The manufacturing sector in Russia has been posting growth for the seventh month running, RIA Novosti reported citing S&P Global.
According to S&P Global, the Purchasing Managers’ Index (PMI) in Russia’s manufacturing sector hit 54.5 in September, up from 52.7 in August. A PMI above 50 represents an industry’s expansion against the previous period, while a PMI under 50 indicates a contraction. In Russia, PMI has been signaling growth for seven months.
As the analysts note, expansion is largely driven by domestic demand, with employment in the real sector climbing at the steepest rate in almost 23 years. S&P Global also recorded a sharp improvement in operating conditions.
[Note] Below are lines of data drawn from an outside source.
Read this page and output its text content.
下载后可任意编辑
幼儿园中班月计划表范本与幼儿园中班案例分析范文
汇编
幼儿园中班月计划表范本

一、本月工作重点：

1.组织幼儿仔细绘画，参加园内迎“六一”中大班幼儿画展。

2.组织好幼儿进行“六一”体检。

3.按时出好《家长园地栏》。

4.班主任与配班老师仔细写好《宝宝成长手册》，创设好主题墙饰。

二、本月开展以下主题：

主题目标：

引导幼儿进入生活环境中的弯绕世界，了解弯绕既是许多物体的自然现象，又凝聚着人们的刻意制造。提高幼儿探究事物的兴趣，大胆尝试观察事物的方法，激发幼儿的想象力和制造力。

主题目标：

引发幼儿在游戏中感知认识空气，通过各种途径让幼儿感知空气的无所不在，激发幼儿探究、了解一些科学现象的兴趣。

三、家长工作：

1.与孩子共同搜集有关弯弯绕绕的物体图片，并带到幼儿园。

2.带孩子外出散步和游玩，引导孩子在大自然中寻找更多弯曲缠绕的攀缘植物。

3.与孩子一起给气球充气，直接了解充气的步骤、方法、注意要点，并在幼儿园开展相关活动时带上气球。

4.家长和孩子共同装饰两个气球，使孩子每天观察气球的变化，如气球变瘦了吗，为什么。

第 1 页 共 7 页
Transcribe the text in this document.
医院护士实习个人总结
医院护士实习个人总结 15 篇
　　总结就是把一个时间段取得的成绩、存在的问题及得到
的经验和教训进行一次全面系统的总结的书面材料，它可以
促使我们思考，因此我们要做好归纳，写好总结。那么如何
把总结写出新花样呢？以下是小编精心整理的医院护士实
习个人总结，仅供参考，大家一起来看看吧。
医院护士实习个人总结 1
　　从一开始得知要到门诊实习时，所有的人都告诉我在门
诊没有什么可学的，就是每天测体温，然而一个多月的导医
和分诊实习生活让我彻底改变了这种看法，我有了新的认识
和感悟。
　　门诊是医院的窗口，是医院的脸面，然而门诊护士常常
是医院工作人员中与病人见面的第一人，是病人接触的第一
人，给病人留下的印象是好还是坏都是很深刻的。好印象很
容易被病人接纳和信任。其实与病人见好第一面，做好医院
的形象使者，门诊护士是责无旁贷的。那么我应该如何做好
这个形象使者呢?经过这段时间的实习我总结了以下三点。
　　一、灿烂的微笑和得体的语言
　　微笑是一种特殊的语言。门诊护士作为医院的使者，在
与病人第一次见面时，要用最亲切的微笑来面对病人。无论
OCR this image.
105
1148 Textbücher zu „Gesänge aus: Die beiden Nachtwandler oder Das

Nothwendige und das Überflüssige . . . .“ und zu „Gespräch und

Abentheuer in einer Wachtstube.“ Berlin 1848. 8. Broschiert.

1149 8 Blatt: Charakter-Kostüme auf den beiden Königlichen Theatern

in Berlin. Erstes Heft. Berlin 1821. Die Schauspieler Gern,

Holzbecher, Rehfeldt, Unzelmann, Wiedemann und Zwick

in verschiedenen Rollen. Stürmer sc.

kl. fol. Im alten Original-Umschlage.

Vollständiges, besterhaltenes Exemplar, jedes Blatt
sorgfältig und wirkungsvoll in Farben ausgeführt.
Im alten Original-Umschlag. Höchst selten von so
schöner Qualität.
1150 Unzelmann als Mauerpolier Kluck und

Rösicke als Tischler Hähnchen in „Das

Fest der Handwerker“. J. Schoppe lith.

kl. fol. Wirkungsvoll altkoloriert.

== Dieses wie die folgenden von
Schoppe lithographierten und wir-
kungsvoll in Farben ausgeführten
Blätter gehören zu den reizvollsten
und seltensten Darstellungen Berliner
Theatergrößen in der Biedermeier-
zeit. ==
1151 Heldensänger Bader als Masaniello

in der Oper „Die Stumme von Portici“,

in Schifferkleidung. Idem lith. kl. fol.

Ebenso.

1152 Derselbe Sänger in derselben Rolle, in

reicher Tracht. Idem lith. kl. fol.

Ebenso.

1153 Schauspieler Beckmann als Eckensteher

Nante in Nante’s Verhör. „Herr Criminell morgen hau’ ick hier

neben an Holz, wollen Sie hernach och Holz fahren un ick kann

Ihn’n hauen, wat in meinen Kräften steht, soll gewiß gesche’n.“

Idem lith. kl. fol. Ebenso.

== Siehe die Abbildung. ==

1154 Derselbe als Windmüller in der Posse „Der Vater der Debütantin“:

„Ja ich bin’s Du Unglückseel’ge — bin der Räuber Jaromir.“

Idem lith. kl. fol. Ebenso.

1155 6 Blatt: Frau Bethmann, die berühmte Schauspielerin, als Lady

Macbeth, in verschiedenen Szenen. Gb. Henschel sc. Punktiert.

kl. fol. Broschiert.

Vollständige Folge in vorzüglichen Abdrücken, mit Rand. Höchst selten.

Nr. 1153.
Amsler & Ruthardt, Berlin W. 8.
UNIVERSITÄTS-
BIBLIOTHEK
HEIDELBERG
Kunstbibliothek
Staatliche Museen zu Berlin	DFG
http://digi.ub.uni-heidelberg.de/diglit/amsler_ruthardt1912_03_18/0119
This trend is a consequence of the market’s confident adaptation to external constraints, which is happening faster than expected. Manufacturing, construction, wholesale and retail trade are steadily expanding.
Indeed, capacity utilization for the total manufacturing sector has been growing nonstop since the beginning of the year, notes Artyom Deyev, head of analytics at AMarkets. It rose from 80.3% in the first quarter to 81% at the end of the second quarter, hitting a historical high according to the Central Bank.
“I believe this is happening because the economy is reorienting to the domestic market. The import substitution policy requires rapid saturation of the market with goods that were not available before, and that drives a strong growth in production,” the expert explained to Invest Foresight.
At the same time, the mining sector is showing the fastest growth, followed by manufacturing and construction.
“Taking this dynamic into account, I believe that factory activity will keep growing at the same pace for at least three or four more months,” Artyom Deyev forecasts. “And although it may slow down by next spring, we should not expect any drastic changes until import substitution is 100% completed.”